The ‘Corbyn surge’ made that forecast history of course, and Gwynne was as pugilistic as anyone in taking on the Tories in the ‘short campaign’. Yesterday he told me how he deliberately sought to wind up Boris Johnson live on TV, having realised that the Foreign Secretary “absolutely hated body contact”. His ‘Boris, don’t be a pillock’ line went viral at the time, but it stemmed from a wider Labour tactic (repeated by Emily Thornberry and others) of literally getting in the faces of their opponents.
Gwynne also talked for the first time about his near-death experience in 2010, when he managed to take part in a crucial Commons vote despite (unwittingly) suffering a pulmonary embollism. If the blood clot had gone to his heart, he ‘wouldn’t be here to tell the tale’. One of the reasons he’s so well liked in the PLP and party HQ and leader’s office (a combo few pull off) is that Gwynne is also shrewd as well as loyal. And although it went little-noticed yesterday, his policy announcement to change the law to let councils carry out services ‘in-house’ (tearing up Thatcher’s compulsory tendering) would have a big impact on local government – and on bread-and-butter things like bin collection.
5. SCOTS UNITE
For a further example of just how effectively the Left is out-organising the centrists in Labour, look north to the Scottish Labour leadership contest. We report that Corbyn-supporting Richard Leonard (who only became an MSP last year) is on course to defeat rival Anas Sarwar thanks to a huge influx of Unite members becoming eligible to vote in the election.

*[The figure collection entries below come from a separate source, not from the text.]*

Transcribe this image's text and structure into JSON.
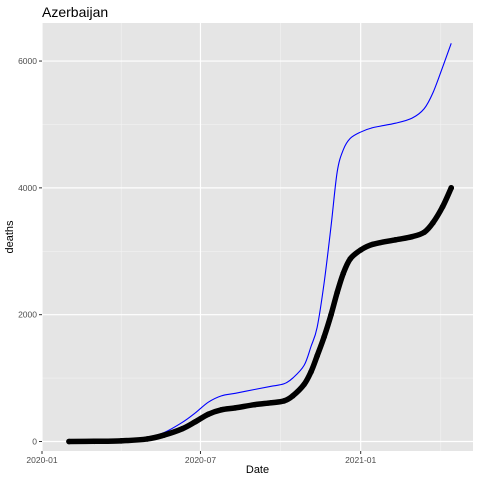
{
  "chart_data": {
    "type": "line",
    "title": "Azerbaijan",
    "xlabel": "Date",
    "ylabel": "deaths",
    "xlim": [
      "2020-01-01",
      "2021-05-10"
    ],
    "ylim": [
      -150,
      6600
    ],
    "x_ticks": [
      {
        "date": "2020-01-01",
        "label": "2020-01"
      },
      {
        "date": "2020-07-01",
        "label": "2020-07"
      },
      {
        "date": "2021-01-01",
        "label": "2021-01"
      }
    ],
    "y_ticks": [
      {
        "value": 0,
        "label": "0"
      },
      {
        "value": 2000,
        "label": "2000"
      },
      {
        "value": 4000,
        "label": "4000"
      },
      {
        "value": 6000,
        "label": "6000"
      }
    ],
    "grid": true,
    "background": "#e5e5e5",
    "series": [
      {
        "style": "line",
        "color": "#0000ff",
        "points": [
          [
            "2020-02-01",
            0
          ],
          [
            "2020-03-01",
            10
          ],
          [
            "2020-04-01",
            30
          ],
          [
            "2020-05-01",
            70
          ],
          [
            "2020-05-20",
            140
          ],
          [
            "2020-06-10",
            300
          ],
          [
            "2020-06-25",
            450
          ],
          [
            "2020-07-10",
            620
          ],
          [
            "2020-07-25",
            720
          ],
          [
            "2020-08-10",
            760
          ],
          [
            "2020-09-01",
            820
          ],
          [
            "2020-09-20",
            870
          ],
          [
            "2020-10-05",
            910
          ],
          [
            "2020-10-15",
            1000
          ],
          [
            "2020-10-28",
            1200
          ],
          [
            "2020-11-05",
            1500
          ],
          [
            "2020-11-12",
            1800
          ],
          [
            "2020-11-20",
            2500
          ],
          [
            "2020-11-28",
            3400
          ],
          [
            "2020-12-05",
            4250
          ],
          [
            "2020-12-12",
            4600
          ],
          [
            "2020-12-20",
            4780
          ],
          [
            "2021-01-01",
            4880
          ],
          [
            "2021-01-15",
            4950
          ],
          [
            "2021-02-10",
            5020
          ],
          [
            "2021-03-01",
            5100
          ],
          [
            "2021-03-15",
            5250
          ],
          [
            "2021-03-25",
            5500
          ],
          [
            "2021-04-05",
            5900
          ],
          [
            "2021-04-15",
            6280
          ]
        ]
      },
      {
        "style": "points",
        "color": "#000000",
        "points": [
          [
            "2020-02-01",
            0
          ],
          [
            "2020-03-01",
            3
          ],
          [
            "2020-04-01",
            10
          ],
          [
            "2020-05-01",
            40
          ],
          [
            "2020-05-20",
            100
          ],
          [
            "2020-06-10",
            200
          ],
          [
            "2020-06-25",
            310
          ],
          [
            "2020-07-10",
            430
          ],
          [
            "2020-07-25",
            500
          ],
          [
            "2020-08-10",
            530
          ],
          [
            "2020-09-01",
            580
          ],
          [
            "2020-09-20",
            610
          ],
          [
            "2020-10-05",
            640
          ],
          [
            "2020-10-15",
            720
          ],
          [
            "2020-10-28",
            900
          ],
          [
            "2020-11-05",
            1100
          ],
          [
            "2020-11-12",
            1350
          ],
          [
            "2020-11-20",
            1650
          ],
          [
            "2020-11-28",
            2000
          ],
          [
            "2020-12-05",
            2350
          ],
          [
            "2020-12-12",
            2650
          ],
          [
            "2020-12-20",
            2880
          ],
          [
            "2021-01-01",
            3020
          ],
          [
            "2021-01-15",
            3110
          ],
          [
            "2021-02-10",
            3180
          ],
          [
            "2021-03-01",
            3230
          ],
          [
            "2021-03-15",
            3300
          ],
          [
            "2021-03-25",
            3450
          ],
          [
            "2021-04-05",
            3700
          ],
          [
            "2021-04-15",
            4000
          ]
        ]
      }
    ]
  }
}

I can reveal that Len McCluskey’s union signed up 2,700 members to the “political levy” – a payment needed to be eligible to vote in the Labour contest - in just two days last weekend. Yes, you read that right, in just two days. The new members, who responded to a mass text and email campaign after Unite came out for the leftwinger, came on top of the 5,000 levy-payers the union already has on its books.
So that’s already 7,200 Unite members ready to back Leonard and thousands more are expected to be signed up in the coming weeks, ahead of the final closing date for new members of October 9. With just 20,000 Labour members in total in Scotland, Unite members are now set to wield a large proportion of the votes needed to win the contest, sparked by the resignation of former leader Kezia Dugdale. One source said that Unite members could end up comprising a third of the entire electorate.
Moderates had hoped the Corbyn-sceptic Scottish Labour membership could help Sarwar (Scotland backed Owen Smith last year rather than JC) and were out in force last night expressing their unease. But as even ‘centrist’ shopworkers union Usdaw has backed Leonard too, Sarwar clearly has a problem with the bruvvers.